Il dibattito elettorale
Ad animare il dibattito elettorale ci sono naturalmente le questioni locali, ma anche i grandi temi nazionali. Per i democratici la parola d’ordine è parlare di Trump e del suo possibile ritorno e la nuova crociata anti-abortista, che in uno Stato liberale come la California è certo un argomento forte. Il partito di Biden userà, non a torto, la legge medievaleggiante approvata in Texas e la sua validazione da parte della Corte suprema come uno spauracchio. Funzionerà per mobilitare quelle donne che nel 2020 hanno votato in larga maggioranza per il Presidente in carica?

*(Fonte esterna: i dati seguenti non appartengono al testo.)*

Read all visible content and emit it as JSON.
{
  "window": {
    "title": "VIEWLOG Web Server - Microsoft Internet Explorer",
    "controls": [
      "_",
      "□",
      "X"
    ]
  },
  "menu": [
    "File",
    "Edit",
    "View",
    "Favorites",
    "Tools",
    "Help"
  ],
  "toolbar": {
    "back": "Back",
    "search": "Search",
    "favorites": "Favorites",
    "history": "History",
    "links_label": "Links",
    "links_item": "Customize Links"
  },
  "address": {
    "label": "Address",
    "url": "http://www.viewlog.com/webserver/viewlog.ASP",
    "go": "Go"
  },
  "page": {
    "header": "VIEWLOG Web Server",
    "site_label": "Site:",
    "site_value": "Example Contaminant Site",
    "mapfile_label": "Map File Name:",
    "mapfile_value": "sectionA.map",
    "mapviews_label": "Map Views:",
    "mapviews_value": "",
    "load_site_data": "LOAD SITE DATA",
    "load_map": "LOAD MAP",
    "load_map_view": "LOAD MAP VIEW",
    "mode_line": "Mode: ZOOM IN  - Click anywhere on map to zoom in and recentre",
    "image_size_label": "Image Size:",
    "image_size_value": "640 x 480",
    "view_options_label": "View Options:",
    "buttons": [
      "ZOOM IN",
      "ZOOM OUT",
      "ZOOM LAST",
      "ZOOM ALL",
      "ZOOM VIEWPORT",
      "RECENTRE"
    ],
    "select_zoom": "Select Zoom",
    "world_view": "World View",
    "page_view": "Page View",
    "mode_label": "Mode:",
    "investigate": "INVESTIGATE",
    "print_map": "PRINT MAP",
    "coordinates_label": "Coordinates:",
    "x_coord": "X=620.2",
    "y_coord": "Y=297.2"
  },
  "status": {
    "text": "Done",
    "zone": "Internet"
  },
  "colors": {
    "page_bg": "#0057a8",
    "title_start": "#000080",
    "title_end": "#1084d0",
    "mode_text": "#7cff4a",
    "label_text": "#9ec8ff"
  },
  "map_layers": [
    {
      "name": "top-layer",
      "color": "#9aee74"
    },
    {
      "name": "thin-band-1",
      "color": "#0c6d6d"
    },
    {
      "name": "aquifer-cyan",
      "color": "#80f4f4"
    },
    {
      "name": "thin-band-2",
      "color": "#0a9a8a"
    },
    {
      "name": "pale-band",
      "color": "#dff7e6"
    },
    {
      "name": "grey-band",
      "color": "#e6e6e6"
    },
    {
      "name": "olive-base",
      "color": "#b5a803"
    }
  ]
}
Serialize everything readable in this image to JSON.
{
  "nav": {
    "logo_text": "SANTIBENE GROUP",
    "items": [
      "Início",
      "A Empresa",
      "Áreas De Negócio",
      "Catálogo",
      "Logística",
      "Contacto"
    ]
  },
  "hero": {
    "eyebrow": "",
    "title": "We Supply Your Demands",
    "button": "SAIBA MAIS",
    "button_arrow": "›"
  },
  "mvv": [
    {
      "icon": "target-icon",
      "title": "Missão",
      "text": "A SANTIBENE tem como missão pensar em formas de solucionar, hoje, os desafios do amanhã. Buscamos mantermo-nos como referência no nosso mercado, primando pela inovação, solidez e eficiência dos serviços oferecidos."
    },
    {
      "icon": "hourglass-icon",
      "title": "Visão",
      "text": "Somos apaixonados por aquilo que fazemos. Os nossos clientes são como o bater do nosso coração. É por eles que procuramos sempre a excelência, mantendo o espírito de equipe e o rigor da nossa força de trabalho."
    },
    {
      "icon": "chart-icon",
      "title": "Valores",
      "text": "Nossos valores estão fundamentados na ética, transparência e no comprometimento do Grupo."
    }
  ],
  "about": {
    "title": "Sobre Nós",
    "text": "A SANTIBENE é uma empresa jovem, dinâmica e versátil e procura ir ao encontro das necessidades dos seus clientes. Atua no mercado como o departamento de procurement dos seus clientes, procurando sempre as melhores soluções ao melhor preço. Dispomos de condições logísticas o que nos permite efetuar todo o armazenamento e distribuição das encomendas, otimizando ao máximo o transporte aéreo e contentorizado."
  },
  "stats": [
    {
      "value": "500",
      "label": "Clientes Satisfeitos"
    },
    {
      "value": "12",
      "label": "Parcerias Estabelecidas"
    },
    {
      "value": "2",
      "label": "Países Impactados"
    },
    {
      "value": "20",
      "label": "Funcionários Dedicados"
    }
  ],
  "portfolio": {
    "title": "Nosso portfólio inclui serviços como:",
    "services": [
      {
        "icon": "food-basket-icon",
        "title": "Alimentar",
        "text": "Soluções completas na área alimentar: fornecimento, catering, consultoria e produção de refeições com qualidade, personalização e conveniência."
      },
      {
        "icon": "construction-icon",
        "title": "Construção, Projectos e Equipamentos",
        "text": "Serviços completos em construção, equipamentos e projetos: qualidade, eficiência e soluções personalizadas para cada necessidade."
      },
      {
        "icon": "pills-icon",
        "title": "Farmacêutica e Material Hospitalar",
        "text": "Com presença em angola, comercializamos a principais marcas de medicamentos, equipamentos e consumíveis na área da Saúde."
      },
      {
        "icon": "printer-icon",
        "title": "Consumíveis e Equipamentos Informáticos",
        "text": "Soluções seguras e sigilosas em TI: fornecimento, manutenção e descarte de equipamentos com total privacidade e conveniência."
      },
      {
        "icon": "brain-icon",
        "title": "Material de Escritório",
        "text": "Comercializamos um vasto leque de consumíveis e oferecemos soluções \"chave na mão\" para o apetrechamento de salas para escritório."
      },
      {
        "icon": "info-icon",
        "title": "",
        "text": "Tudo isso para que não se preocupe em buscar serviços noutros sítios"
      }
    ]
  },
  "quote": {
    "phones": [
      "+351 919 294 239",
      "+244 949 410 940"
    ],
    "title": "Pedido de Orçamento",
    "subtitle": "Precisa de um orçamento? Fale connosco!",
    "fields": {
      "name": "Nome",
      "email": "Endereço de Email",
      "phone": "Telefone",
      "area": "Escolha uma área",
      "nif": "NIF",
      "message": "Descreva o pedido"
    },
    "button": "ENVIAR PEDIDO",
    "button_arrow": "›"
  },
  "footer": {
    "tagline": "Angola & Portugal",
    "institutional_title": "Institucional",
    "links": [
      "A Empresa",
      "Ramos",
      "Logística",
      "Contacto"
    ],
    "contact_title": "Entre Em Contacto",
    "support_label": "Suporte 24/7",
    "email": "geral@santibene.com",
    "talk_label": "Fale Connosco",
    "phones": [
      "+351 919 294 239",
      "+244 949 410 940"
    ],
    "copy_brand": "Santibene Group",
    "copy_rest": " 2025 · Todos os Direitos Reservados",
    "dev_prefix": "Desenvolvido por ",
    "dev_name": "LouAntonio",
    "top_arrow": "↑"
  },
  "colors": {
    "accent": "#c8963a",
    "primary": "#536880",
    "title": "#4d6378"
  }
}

Sul fronte opposto, i repubblicani mettono le mani avanti: se Newsom dovesse vincere “è perché i democratici truccano le elezioni”, ha detto Larry Elder, il repubblicano con più gradimento nei sondaggi che testano i candidati a un’eventuale sostituzione di Newsom. Usando l’argomento “elezioni rubate” persino prima di perdere, Elder, un radio host conservatore con una storia di uscite infelici su donne, ambiente e Covid, ricalca il modus operandi di Trump e contribuisce ulteriormente a screditare il processo elettorale e democratico. Ma è un messaggio che funziona? Forse colpisce e mobilita una parte della società statunitense, ma non pare un argomento in grado di conquistare consensi. Allo stesso modo non sembra funzionare l’argomento “se verrò eletto cancellerò tutte le restrizioni e gli obblighi da Covid imposti da Newsom”.
Dopo l’introduzione del vaccino obbligatorio per alcune categorie deciso a livello statale, la popolarità del governatore è cresciuta, non diminuita. A fidarsi dei sondaggi, tutto dovrebbe andare liscio per i democratici. Per sapere se le rilevazioni a campione hanno funzionato non resta che osservare quanta gente si recherà alle urne e, poi, martedì a notte fonda (o mercoledì mattina) conoscere il risultato di questo test elettorale americano.
In California sono state raccolte quasi due milioni di firme dopo che un giudice ha consentito al prolungamento della durata della petizione. Si tratta di un referendum Sì o No e, poi, della possibilità di scrivere il nome del sostituto; i candidati sono un centinaio e il paradosso di un regolamento mal scritto è che in caso di vittoria dei Sì, il primo tra questi, qualsiasi numero di voti prendesse, diverrebbe governatore. La discussione sul come modificare la legge è uno dei temi di questa campagna: solo nell’anno in corso l’avvio di petizioni in altri Stati ha riguardato 20 eletti, ma il basso numero di firme necessario in California ha reso questa l’unica petizione a giungere al passo successivo, quello del voto.